Seattle’s latest downtown hotel project boasts 170 rooms, 10 apartments, and 15 bike stalls right in the heart of downtown. And no parking.
About 13 percent of the 50,000 residential units built between 2012 and 2016 were constructed in Seattle without parking. Seattle has been “incrementally changing legislation so less parking is required in places with more frequent transit service, and as other travel options have improved.”
Seattle hasn’t required developers build new stalls for downtown since the 1980s. That has spread to other, more dense areas around the city. The argument for this is that it adds to the cost of rent; an additional $500, according to a study out of Portland. Parking stalls cost about $55,000 per spot, which is a pricey amenity for developers. So no parking (where other transportation options are available) means cheaper rent and less expensive construction.

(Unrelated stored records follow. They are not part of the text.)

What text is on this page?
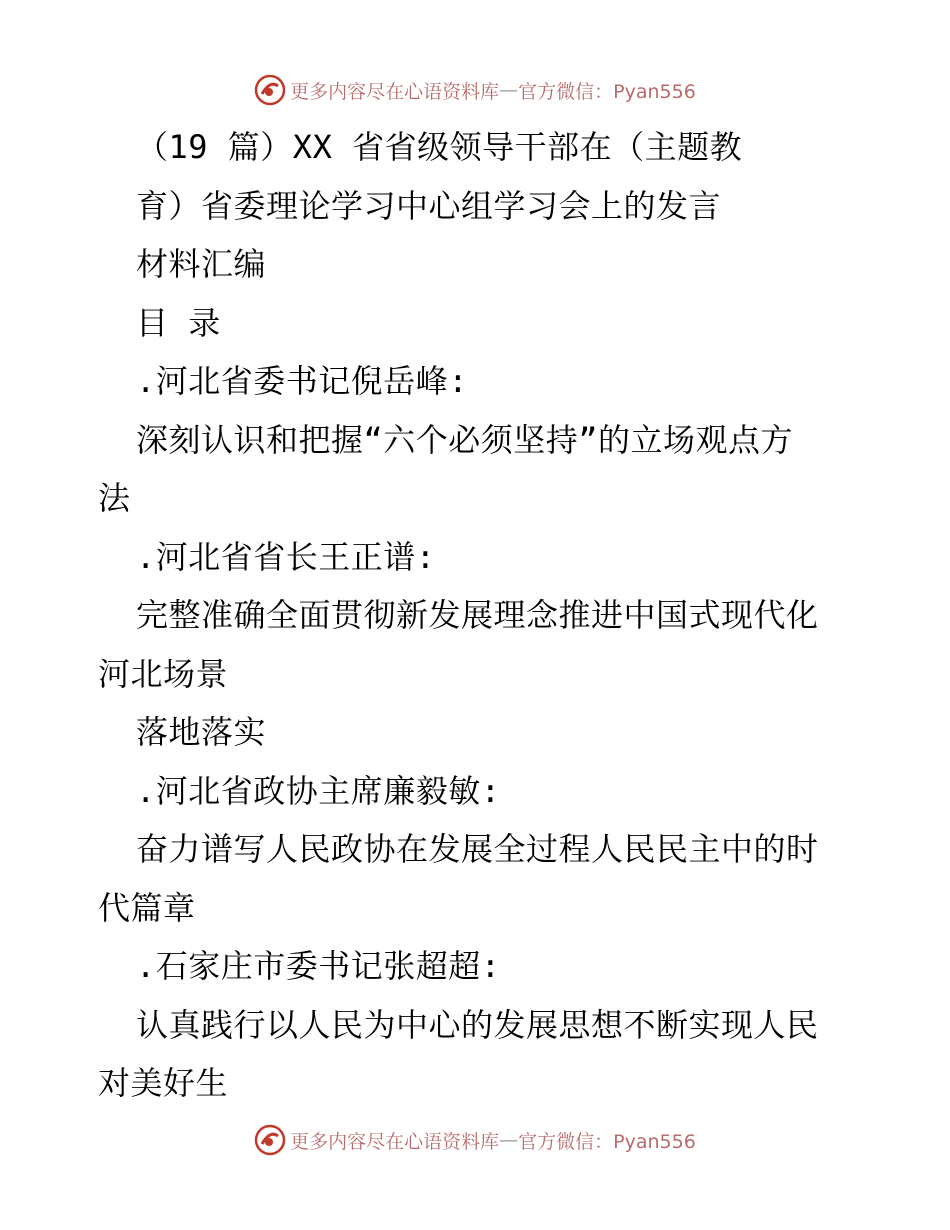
更多内容尽在心语资料库 — 官方微信：Pyan556
（19 篇）XX 省省级领导干部在（主题教
育）省委理论学习中心组学习会上的发言
材料汇编
目 录
.河北省委书记倪岳峰:
深刻认识和把握“六个必须坚持”的立场观点方
法
.河北省省长王正谱:
完整准确全面贯彻新发展理念推进中国式现代化
河北场景
落地落实
.河北省政协主席廉毅敏:
奋力谱写人民政协在发展全过程人民民主中的时
代篇章
.石家庄市委书记张超超:
认真践行以人民为中心的发展思想不断实现人民
对美好生
更多内容尽在心语资料库 — 官方微信：Pyan556
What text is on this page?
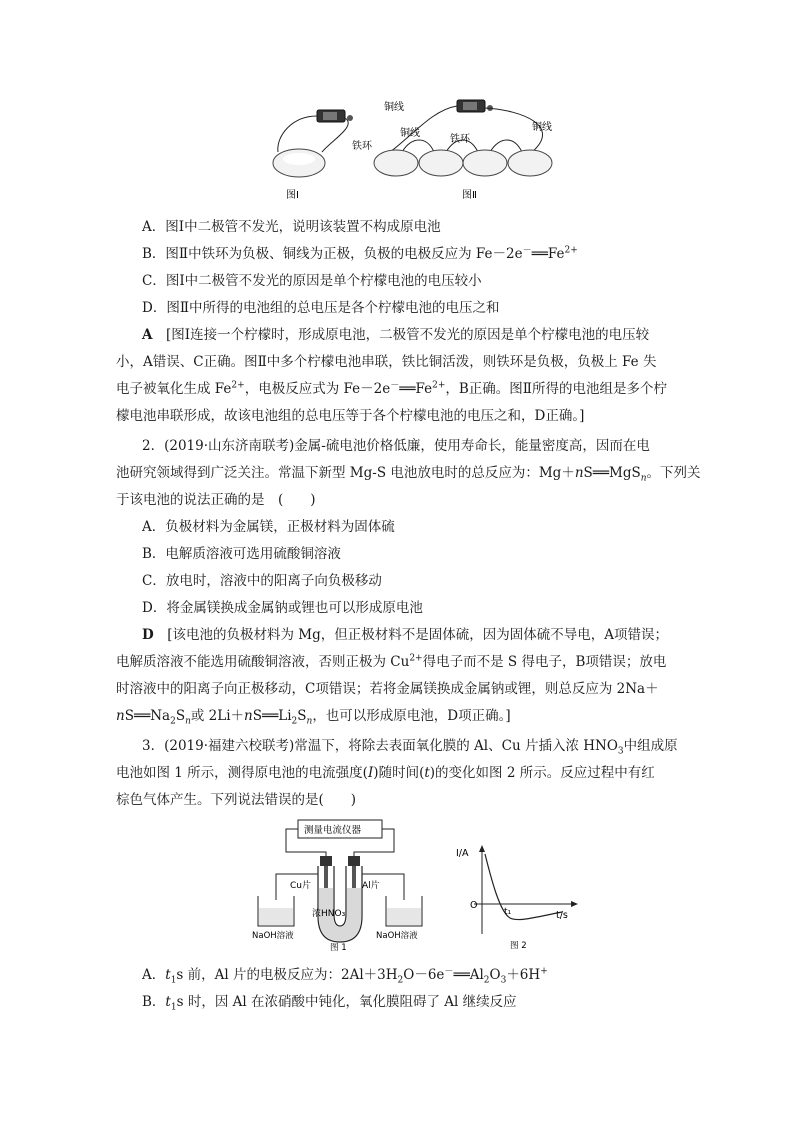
铜线
铜线
铜线
铁环
铁环
图Ⅰ	图Ⅱ
A．图Ⅰ中二极管不发光，说明该装置不构成原电池
B．图Ⅱ中铁环为负极、铜线为正极，负极的电极反应为 $Fe-2e^-══Fe^{2+}$
C．图Ⅰ中二极管不发光的原因是单个柠檬电池的电压较小
D．图Ⅱ中所得的电池组的总电压是各个柠檬电池的电压之和
A　 [图Ⅰ连接一个柠檬时，形成原电池，二极管不发光的原因是单个柠檬电池的电压较
小，A错误、C正确。图Ⅱ中多个柠檬电池串联，铁比铜活泼，则铁环是负极，负极上 Fe 失
电子被氧化生成 $Fe^{2+}$，电极反应式为 $Fe-2e^-══Fe^{2+}$，B正确。图Ⅱ所得的电池组是多个柠
檬电池串联形成，故该电池组的总电压等于各个柠檬电池的电压之和，D正确。]
2．(2019·山东济南联考)金属-硫电池价格低廉，使用寿命长，能量密度高，因而在电
池研究领域得到广泛关注。常温下新型 Mg-S 电池放电时的总反应为：Mg＋nS══MgS$_n$。下列关
于该电池的说法正确的是　(　　)
A．负极材料为金属镁，正极材料为固体硫
B．电解质溶液可选用硫酸铜溶液
C．放电时，溶液中的阳离子向负极移动
D．将金属镁换成金属钠或锂也可以形成原电池
D　 [该电池的负极材料为 Mg，但正极材料不是固体硫，因为固体硫不导电，A项错误；
电解质溶液不能选用硫酸铜溶液，否则正极为 $Cu^{2+}$得电子而不是 S 得电子，B项错误；放电
时溶液中的阳离子向正极移动，C项错误；若将金属镁换成金属钠或锂，则总反应为 2Na＋
$nS══Na_2S_n$或 $2Li+nS══Li_2S_n$，也可以形成原电池，D项正确。]
3．(2019·福建六校联考)常温下，将除去表面氧化膜的 Al、Cu 片插入浓 $HNO_3$中组成原
电池如图 1 所示，测得原电池的电流强度(I)随时间(t)的变化如图 2 所示。反应过程中有红
棕色气体产生。下列说法错误的是(　　)
测量电流仪器
Cu片	Al片
浓HNO₃
NaOH溶液	NaOH溶液
图 1
I/A
t/s
O
t₁
图 2
A．$t_1s$ 前，Al 片的电极反应为：$2Al+3H_2O-6e^-══Al_2O_3+6H^+$
B．$t_1s$ 时，因 Al 在浓硝酸中钝化，氧化膜阻碍了 Al 继续反应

The city’s reasoning for this centers on residential projects — residents have other options. A hotel, however, is an entirely different use. If you live in an apartment with no parking, you can ride the bus, use rideshare, etc. If you are staying in a hotel, chances are you got there somehow. It seems logical that a traveler in need of a room would have a car that got them to the hotel. Sure, unless they flew into Sea-Tac Airport, took the light rail line, etc. You get the point.

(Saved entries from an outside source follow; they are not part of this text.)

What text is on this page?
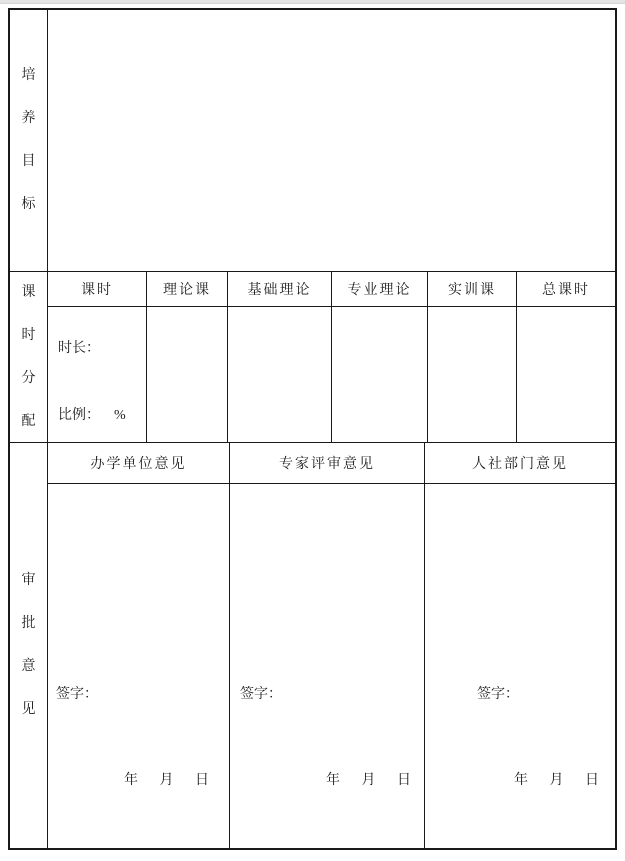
培
养
目
标
课
时
分
配
课时	理论课	基础理论	专业理论	实训课	总课时
时长：
比例： %
审
批
意
见
办学单位意见	专家评审意见	人社部门意见
签字：
年 月 日
签字：
年 月 日
签字：
年 月 日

The project is slated for 2033 4th Avenue (a Jiffy Lube on the property will be torn down). It doesn’t have any catchy or official name yet. But it’s being paid for by Silver Cloud Inns & Hotels. The first two floors are reserved for a hotel lobby, restaurant, and bar space. Floors three through 18 will house guest rooms. And floors 19-20 will offer studio and one-bedroom apartments. Above that on floors 21-23, the building will have a conference center, bar, and a rooftop pool.

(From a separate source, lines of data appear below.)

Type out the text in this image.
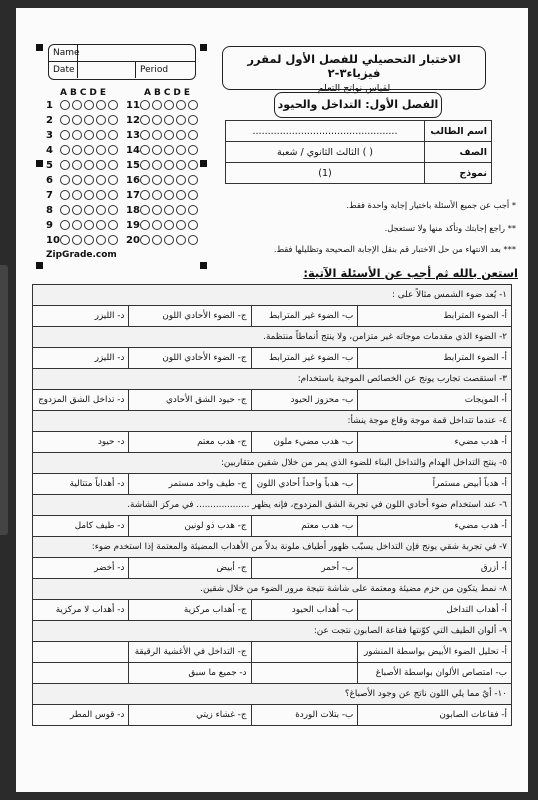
Name
Date	Period
ABCDE	ABCDE
1
2
3
4
5
6
7
8
9
10
11
12
13
14
15
16
17
18
19
20
ZipGrade.com
الاختبار التحصيلي للفصل الأول لمقرر فيزياء٣-٢
لقياس نواتج التعلم
الفصل الأول: التداخل والحيود
................................................	اسم الطالب
الثالث الثانوي / شعبة ( )	الصف
(1)	نموذج
* أجب عن جميع الأسئلة باختيار إجابة واحدة فقط.
** راجع إجابتك وتأكد منها ولا تستعجل.
*** بعد الانتهاء من حل الاختبار قم بنقل الإجابة الصحيحة وتظليلها فقط.
استعن بالله ثم أجب عن الأسئلة الآتية:
١- يُعد ضوء الشمس مثالاً على :			
أ- الضوء المترابط	ب- الضوء غير المترابط	ج- الضوء الأحادي اللون	د- الليزر
٢- الضوء الذي مقدمات موجاته غير متزامن، ولا ينتج أنماطاً منتظمة.			
أ- الضوء المترابط	ب- الضوء غير المترابط	ج- الضوء الأحادي اللون	د- الليزر
٣- استقصت تجارب يونج عن الخصائص الموجية باستخدام:			
أ- المويجات	ب- محزوز الحيود	ج- حيود الشق الأحادي	د- تداخل الشق المزدوج
٤- عندما تتداخل قمة موجة وقاع موجة ينشأ:			
أ- هدب مضيء	ب- هدب مضيء ملون	ج- هدب معتم	د- حيود
٥- ينتج التداخل الهدام والتداخل البناء للضوء الذي يمر من خلال شقين متقاربين:			
أ- هدباً أبيض مستمراً	ب- هدباً واحداً أحادي اللون	ج- طيف واحد مستمر	د- أهداباً متتالية
٦- عند استخدام ضوء أحادي اللون في تجربة الشق المزدوج، فإنه يظهر ................... في مركز الشاشة.			
أ- هدب مضيء	ب- هدب معتم	ج- هدب ذو لونين	د- طيف كامل
٧- في تجربة شقي يونج فإن التداخل يسبّب ظهور أطياف ملونة بدلاً من الأهداب المضيئة والمعتمة إذا استخدم ضوء:			
أ- أزرق	ب- أحمر	ج- أبيض	د- أخضر
٨- نمط يتكون من حزم مضيئة ومعتمة على شاشة نتيجة مرور الضوء من خلال شقين.			
أ- أهداب التداخل	ب- أهداب الحيود	ج- أهداب مركزية	د- أهداب لا مركزية
٩- ألوان الطيف التي كوّنتها فقاعة الصابون نتجت عن:			
أ- تحليل الضوء الأبيض بواسطة المنشور		ج- التداخل في الأغشية الرقيقة	
ب- امتصاص الألوان بواسطة الأصباغ		د- جميع ما سبق	
١٠- أيٌ مما يلي اللون ناتج عن وجود الأصباغ؟			
أ- فقاعات الصابون	ب- بتلات الوردة	ج- غشاء زيتي	د- قوس المطر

That’s a lot to pack into one building. Good thing they don’t have to worry about any parking to take up space.
The city doesn’t track how many hotels are built without garages, according to a representative from Seattle’s Department of Construction and Inspections. They do note, however, that “cities such as Portland, have hotels which do not provide parking within the building either. In some cases, they valet park within existing garages.”
According to the city, Seattle is oversupplied with parking by about 30 percent. So there likely will be some spaces nearby for a valet to take a car to.
Though, Seattle drivers who often spend time circling the block might not agree with that assessment.